Glenn Miller and Lou Lamprinakos at IBM helped with understanding the new virtual technology, and tried to teach me new phrases, such as entitlement, that I’m not quite sure I have fully digested.
Irene Hopf and Walter Orb of the IBM SAP Competence Center in Germany, who helped interpret not only what new hardware features will benefit us, but gave insight into the whys and wherefores of SAP notes, IBM whitepapers, and peer customer success stories.
Bill Adams of SAP, and his Benchmarking, Performance and Scalability team, for keeping me straight on the latest QuickSizer developments, SAPs ratings and hardware realities.
Not to mention our Midrange, Database, Storage and Basis teams, who listened to me, asked questions, and generally took my advice. Without their trust and understanding of the vagaries of capacity planning and system sizing, we probably would have spent a lot more time (and money) to get where we are.
Any glitches in the hardware moves were extremely minor, typically related to leaving a one-off script on the old system, and easily fixed by restoring from backup. From what I saw in the first full business day after cutover, everything is working great, and we probably won’t make any capacity changes right away.
Viewing system performance trending over the longer term is my next task. I always look to make sure that the data collection schemes (like saposcol) are running soon after any new systems come online, as having no data makes incident management problematic, and renders any significant tuning decisions into mere guesswork.
The Plan Was
Over more than a year, we studied and calibrated our previous hardware, where we had a little virtualization, but had separated production and development.
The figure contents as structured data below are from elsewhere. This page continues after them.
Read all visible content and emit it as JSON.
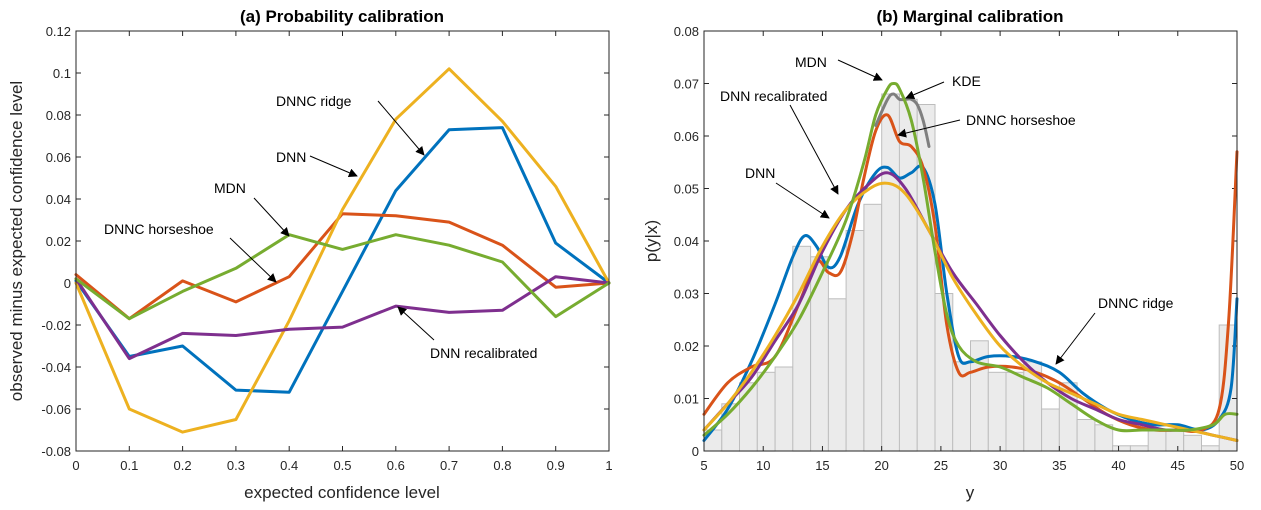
{
  "chart_data": [
    {
      "type": "line",
      "title": "(a) Probability calibration",
      "xlabel": "expected confidence level",
      "ylabel": "observed minus expected confidence level",
      "xlim": [
        0,
        1
      ],
      "ylim": [
        -0.08,
        0.12
      ],
      "xticks": [
        0,
        0.1,
        0.2,
        0.3,
        0.4,
        0.5,
        0.6,
        0.7,
        0.8,
        0.9,
        1
      ],
      "yticks": [
        -0.08,
        -0.06,
        -0.04,
        -0.02,
        0,
        0.02,
        0.04,
        0.06,
        0.08,
        0.1,
        0.12
      ],
      "xtick_labels": [
        "0",
        "0.1",
        "0.2",
        "0.3",
        "0.4",
        "0.5",
        "0.6",
        "0.7",
        "0.8",
        "0.9",
        "1"
      ],
      "ytick_labels": [
        "-0.08",
        "-0.06",
        "-0.04",
        "-0.02",
        "0",
        "0.02",
        "0.04",
        "0.06",
        "0.08",
        "0.1",
        "0.12"
      ],
      "x": [
        0,
        0.1,
        0.2,
        0.3,
        0.4,
        0.5,
        0.6,
        0.7,
        0.8,
        0.9,
        1
      ],
      "series": [
        {
          "name": "DNN",
          "color": "#0072bd",
          "values": [
            0.001,
            -0.035,
            -0.03,
            -0.051,
            -0.052,
            -0.004,
            0.044,
            0.073,
            0.074,
            0.019,
            0.0
          ]
        },
        {
          "name": "MDN",
          "color": "#d95319",
          "values": [
            0.004,
            -0.017,
            0.001,
            -0.009,
            0.003,
            0.033,
            0.032,
            0.029,
            0.018,
            -0.002,
            0.0
          ]
        },
        {
          "name": "DNNC ridge",
          "color": "#edb120",
          "values": [
            0.0,
            -0.06,
            -0.071,
            -0.065,
            -0.018,
            0.035,
            0.078,
            0.102,
            0.077,
            0.046,
            0.0
          ]
        },
        {
          "name": "DNN recalibrated",
          "color": "#7e2f8e",
          "values": [
            0.002,
            -0.036,
            -0.024,
            -0.025,
            -0.022,
            -0.021,
            -0.011,
            -0.014,
            -0.013,
            0.003,
            0.0
          ]
        },
        {
          "name": "DNNC horseshoe",
          "color": "#77ac30",
          "values": [
            0.002,
            -0.017,
            -0.004,
            0.007,
            0.023,
            0.016,
            0.023,
            0.018,
            0.01,
            -0.016,
            0.0
          ]
        }
      ],
      "annotations": [
        {
          "text": "DNNC ridge",
          "target": "DNNC ridge"
        },
        {
          "text": "DNN",
          "target": "DNN"
        },
        {
          "text": "MDN",
          "target": "MDN"
        },
        {
          "text": "DNNC horseshoe",
          "target": "DNNC horseshoe"
        },
        {
          "text": "DNN recalibrated",
          "target": "DNN recalibrated"
        }
      ]
    },
    {
      "type": "line",
      "title": "(b) Marginal calibration",
      "xlabel": "y",
      "ylabel": "p(y|x)",
      "xlim": [
        5,
        50
      ],
      "ylim": [
        0,
        0.08
      ],
      "xticks": [
        5,
        10,
        15,
        20,
        25,
        30,
        35,
        40,
        45,
        50
      ],
      "yticks": [
        0,
        0.01,
        0.02,
        0.03,
        0.04,
        0.05,
        0.06,
        0.07,
        0.08
      ],
      "xtick_labels": [
        "5",
        "10",
        "15",
        "20",
        "25",
        "30",
        "35",
        "40",
        "45",
        "50"
      ],
      "ytick_labels": [
        "0",
        "0.01",
        "0.02",
        "0.03",
        "0.04",
        "0.05",
        "0.06",
        "0.07",
        "0.08"
      ],
      "histogram": {
        "bin_edges": [
          5,
          6.5,
          8,
          9.5,
          11,
          12.5,
          14,
          15.5,
          17,
          18.5,
          20,
          21.5,
          23,
          24.5,
          26,
          27.5,
          29,
          30.5,
          32,
          33.5,
          35,
          36.5,
          38,
          39.5,
          41,
          42.5,
          44,
          45.5,
          47,
          48.5,
          50
        ],
        "values": [
          0.004,
          0.009,
          0.013,
          0.015,
          0.016,
          0.039,
          0.037,
          0.029,
          0.042,
          0.047,
          0.068,
          0.067,
          0.066,
          0.03,
          0.017,
          0.021,
          0.015,
          0.015,
          0.017,
          0.008,
          0.013,
          0.006,
          0.005,
          0.001,
          0.001,
          0.004,
          0.004,
          0.003,
          0.001,
          0.024
        ]
      },
      "series": [
        {
          "name": "DNN",
          "color": "#0072bd",
          "x": [
            5,
            7,
            9,
            11,
            12.5,
            13.5,
            14.5,
            15.5,
            16.5,
            18,
            19.5,
            20.5,
            21.5,
            22.5,
            23.5,
            24.5,
            25.5,
            26.5,
            27.5,
            29,
            31,
            33,
            35,
            37,
            39,
            41,
            43,
            45,
            47,
            48.5,
            49.5,
            50
          ],
          "y": [
            0.002,
            0.008,
            0.017,
            0.028,
            0.037,
            0.041,
            0.039,
            0.035,
            0.037,
            0.047,
            0.053,
            0.054,
            0.052,
            0.053,
            0.054,
            0.047,
            0.03,
            0.018,
            0.017,
            0.018,
            0.018,
            0.017,
            0.015,
            0.011,
            0.008,
            0.006,
            0.005,
            0.005,
            0.004,
            0.006,
            0.012,
            0.029
          ]
        },
        {
          "name": "MDN",
          "color": "#d95319",
          "x": [
            5,
            7,
            9,
            11,
            13,
            14.5,
            15.5,
            16.5,
            17.5,
            18.5,
            19.5,
            20.5,
            21.5,
            22.5,
            23.5,
            24.5,
            25.5,
            26.5,
            27.5,
            29,
            31,
            33,
            35,
            37,
            39,
            41,
            43,
            45,
            47,
            48.5,
            49.3,
            50
          ],
          "y": [
            0.007,
            0.013,
            0.016,
            0.018,
            0.028,
            0.036,
            0.034,
            0.034,
            0.041,
            0.052,
            0.061,
            0.064,
            0.059,
            0.058,
            0.054,
            0.043,
            0.024,
            0.015,
            0.015,
            0.016,
            0.016,
            0.015,
            0.013,
            0.01,
            0.007,
            0.005,
            0.004,
            0.004,
            0.004,
            0.008,
            0.025,
            0.057
          ]
        },
        {
          "name": "KDE",
          "color": "#7f7f7f",
          "x": [
            19.5,
            20.5,
            21,
            21.5,
            22,
            22.5,
            23,
            23.5,
            24
          ],
          "y": [
            0.062,
            0.067,
            0.068,
            0.067,
            0.067,
            0.067,
            0.066,
            0.063,
            0.058
          ]
        },
        {
          "name": "DNN recalibrated",
          "color": "#7e2f8e",
          "x": [
            5,
            7,
            9,
            11,
            13,
            15,
            17,
            19,
            20.5,
            22,
            24,
            26,
            28,
            30,
            32,
            34,
            36,
            38,
            40,
            42,
            44,
            46,
            48,
            50
          ],
          "y": [
            0.004,
            0.009,
            0.014,
            0.021,
            0.028,
            0.038,
            0.046,
            0.051,
            0.053,
            0.05,
            0.042,
            0.034,
            0.028,
            0.022,
            0.017,
            0.013,
            0.01,
            0.008,
            0.006,
            0.005,
            0.004,
            0.004,
            0.003,
            0.002
          ]
        },
        {
          "name": "DNNC ridge",
          "color": "#edb120",
          "x": [
            5,
            7,
            9,
            11,
            13,
            15,
            17,
            19,
            20.5,
            22,
            24,
            26,
            28,
            30,
            32,
            34,
            36,
            38,
            40,
            42,
            44,
            46,
            48,
            50
          ],
          "y": [
            0.004,
            0.009,
            0.015,
            0.022,
            0.03,
            0.039,
            0.046,
            0.05,
            0.051,
            0.049,
            0.042,
            0.033,
            0.026,
            0.02,
            0.016,
            0.013,
            0.011,
            0.009,
            0.007,
            0.006,
            0.005,
            0.004,
            0.003,
            0.002
          ]
        },
        {
          "name": "DNNC horseshoe",
          "color": "#77ac30",
          "x": [
            5,
            7,
            9,
            11,
            13,
            15,
            17,
            18.5,
            19.5,
            20.5,
            21,
            21.5,
            22.5,
            23.5,
            24.5,
            25.5,
            26.5,
            28,
            30,
            32,
            34,
            36,
            38,
            40,
            42,
            44,
            46,
            48,
            49,
            50
          ],
          "y": [
            0.003,
            0.007,
            0.012,
            0.018,
            0.025,
            0.034,
            0.044,
            0.055,
            0.064,
            0.069,
            0.07,
            0.069,
            0.063,
            0.052,
            0.038,
            0.026,
            0.02,
            0.017,
            0.016,
            0.014,
            0.012,
            0.009,
            0.006,
            0.004,
            0.004,
            0.004,
            0.004,
            0.005,
            0.007,
            0.007
          ]
        }
      ],
      "annotations": [
        {
          "text": "MDN",
          "target": "MDN"
        },
        {
          "text": "KDE",
          "target": "KDE"
        },
        {
          "text": "DNN recalibrated",
          "target": "DNN recalibrated"
        },
        {
          "text": "DNNC horseshoe",
          "target": "DNNC horseshoe"
        },
        {
          "text": "DNN",
          "target": "DNN"
        },
        {
          "text": "DNNC ridge",
          "target": "DNNC ridge"
        }
      ]
    }
  ]
}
During this time, I collected CPU, memory, and network usage to do “what-if” scenarios. Here are charts on several permutations.
The first image shows several systems superimposed (or super-opposed?), in other words, combined in theory. The “5200” figure represents the 52 separate CPUs from all of the systems this represents. The expectation was that we could cut this in half by virtualization.
The second view is similar, though with a different time resolution. Here, we’ve zoomed in on the peak found above to make sure we understood which systems were the busiest. As you can see, a lot of activity happened just after 9:00 AM.
Here’s a different time period(different day) with a couple servers that show “flat-line” meaning they had exhausted their hard-limit CPUs. The goal of virtualization is to design around this constraint, putting such workload where it can get more CPU as needed. The secondary goal, of course, is to not starve other critical business processes from compute power, particularly if the CPU-limited work is not as time-critical.
The last image from 2009 shows one of the scenarios I proposed, splitting systems into different hardware for load balancing and disaster tolerance.
A few things changed between the time the plan was made and executed. Fortunately, nothing major that would have caused major headache or rethink. But certainly a few wrinkles that has us scratching our heads.
Each of these charts is from a week or so in February, after the initial first tuning (and data collection verification)
This one seems to confirm the predictions, though you might note we included more systems than the modeling shows.
This is an 8-way box, running at least 8 systems, without hitting half of the installed CPUs.
The last is another larger server, with more than a dozen partitions up and running. It should show as less loaded than the model, based on CPU differences.
I’ve skipped over comparisons of dialog response time and batch run time. Most of these show improvement, though not all, and I’m still investigating where those predictions don’t match the truth. However, we’ve moved well over a hundred running systems to the virtual world, and expect to provision a lot more capacity in this manner over the next years.